The letter noted that following 2021 changes to state juvenile justice laws, the Division of Children, Youth, and Families recommended 72 percent of the juveniles it assessed receive diversion instead of prosecution. Law enforcement agreed with those recommendations 94 percent of the time, it said.
Advocates also argue that the amendment would place damaging limits on staffing ratios and the center’s operating budget.
“Unnecessary charging enhancements can have a long-term detrimental effect on a child, including increased likelihood that the child will remain detained pending prosecution, increased likelihood of committment to (the Sununu Youth Services Center) if convicted, and increased likelihood of negative criminal consequences as an adult,” the letter said.
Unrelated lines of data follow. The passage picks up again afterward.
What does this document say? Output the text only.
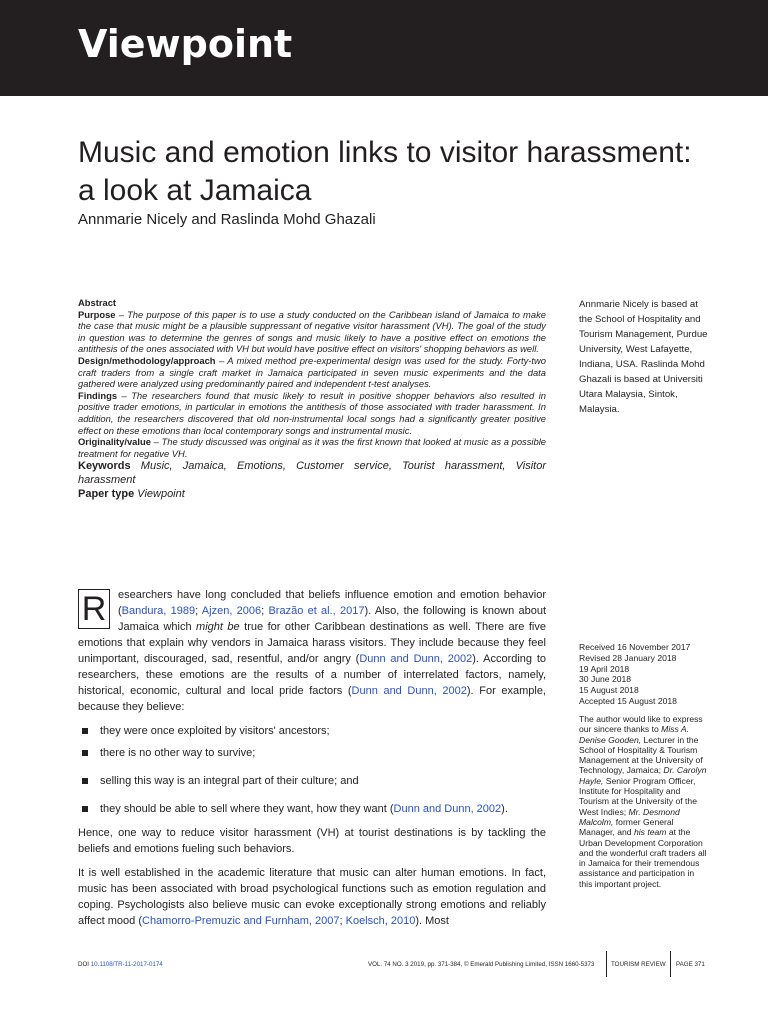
Viewpoint
Music and emotion links to visitor harassment:
a look at Jamaica
Annmarie Nicely and Raslinda Mohd Ghazali

Abstract

Purpose – The purpose of this paper is to use a study conducted on the Caribbean island of Jamaica to make the case that music might be a plausible suppressant of negative visitor harassment (VH). The goal of the study in question was to determine the genres of songs and music likely to have a positive effect on emotions the antithesis of the ones associated with VH but would have positive effect on visitors' shopping behaviors as well.

Design/methodology/approach – A mixed method pre-experimental design was used for the study. Forty-two craft traders from a single craft market in Jamaica participated in seven music experiments and the data gathered were analyzed using predominantly paired and independent t-test analyses.

Findings – The researchers found that music likely to result in positive shopper behaviors also resulted in positive trader emotions, in particular in emotions the antithesis of those associated with trader harassment. In addition, the researchers discovered that old non-instrumental local songs had a significantly greater positive effect on these emotions than local contemporary songs and instrumental music.

Originality/value – The study discussed was original as it was the first known that looked at music as a possible treatment for negative VH.

Keywords Music, Jamaica, Emotions, Customer service, Tourist harassment, Visitor harassment

Paper type Viewpoint

Annmarie Nicely is based at the School of Hospitality and Tourism Management, Purdue University, West Lafayette, Indiana, USA. Raslinda Mohd Ghazali is based at Universiti Utara Malaysia, Sintok, Malaysia.

R	esearchers have long concluded that beliefs influence emotion and emotion behavior (Bandura, 1989; Ajzen, 2006; Brazão et al., 2017). Also, the following is known about Jamaica which might be true for other Caribbean destinations as well. There are five emotions that explain why vendors in Jamaica harass visitors. They include because they feel unimportant, discouraged, sad, resentful, and/or angry (Dunn and Dunn, 2002). According to researchers, these emotions are the results of a number of interrelated factors, namely, historical, economic, cultural and local pride factors (Dunn and Dunn, 2002). For example, because they believe:

they were once exploited by visitors' ancestors;
there is no other way to survive;
selling this way is an integral part of their culture; and
they should be able to sell where they want, how they want (Dunn and Dunn, 2002).

Hence, one way to reduce visitor harassment (VH) at tourist destinations is by tackling the beliefs and emotions fueling such behaviors.

It is well established in the academic literature that music can alter human emotions. In fact, music has been associated with broad psychological functions such as emotion regulation and coping. Psychologists also believe music can evoke exceptionally strong emotions and reliably affect mood (Chamorro-Premuzic and Furnham, 2007; Koelsch, 2010). Most

Received 16 November 2017
Revised 28 January 2018
19 April 2018
30 June 2018
15 August 2018
Accepted 15 August 2018
The author would like to express our sincere thanks to Miss A. Denise Gooden, Lecturer in the School of Hospitality & Tourism Management at the University of Technology, Jamaica; Dr. Carolyn Hayle, Senior Program Officer, Institute for Hospitality and Tourism at the University of the West Indies; Mr. Desmond Malcolm, former General Manager, and his team at the Urban Development Corporation and the wonderful craft traders all in Jamaica for their tremendous assistance and participation in this important project.
DOI 10.1108/TR-11-2017-0174	VOL. 74 NO. 3 2019, pp. 371-384, © Emerald Publishing Limited, ISSN 1660-5373	TOURISM REVIEW PAGE 371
The Legislature fast tracked a bill earlier this year that extended the March deadline to close and replace the 144-bed Sununu Youth Service Center, a secure facility for court-involved juveniles ages 13 to 17. The center typically has about 12 juveniles at any given time.
If the House defeats the amendment to HB 49, the bill would focus on laying out the requirements for a smaller, more therapeutic center.
The amendment, sponsored by Rep. Bob Lynn, a Windham Republican, passed the House Finance Committee 23-2. But even he doesn’t support it. Lynn said his amendment was an attempt to defeat a competing amendment that he considered more damaging. He stood with Edwards, Child Advocate Cassandra Sanchez, and others at Wednesday’s press conference, calling for its defeat.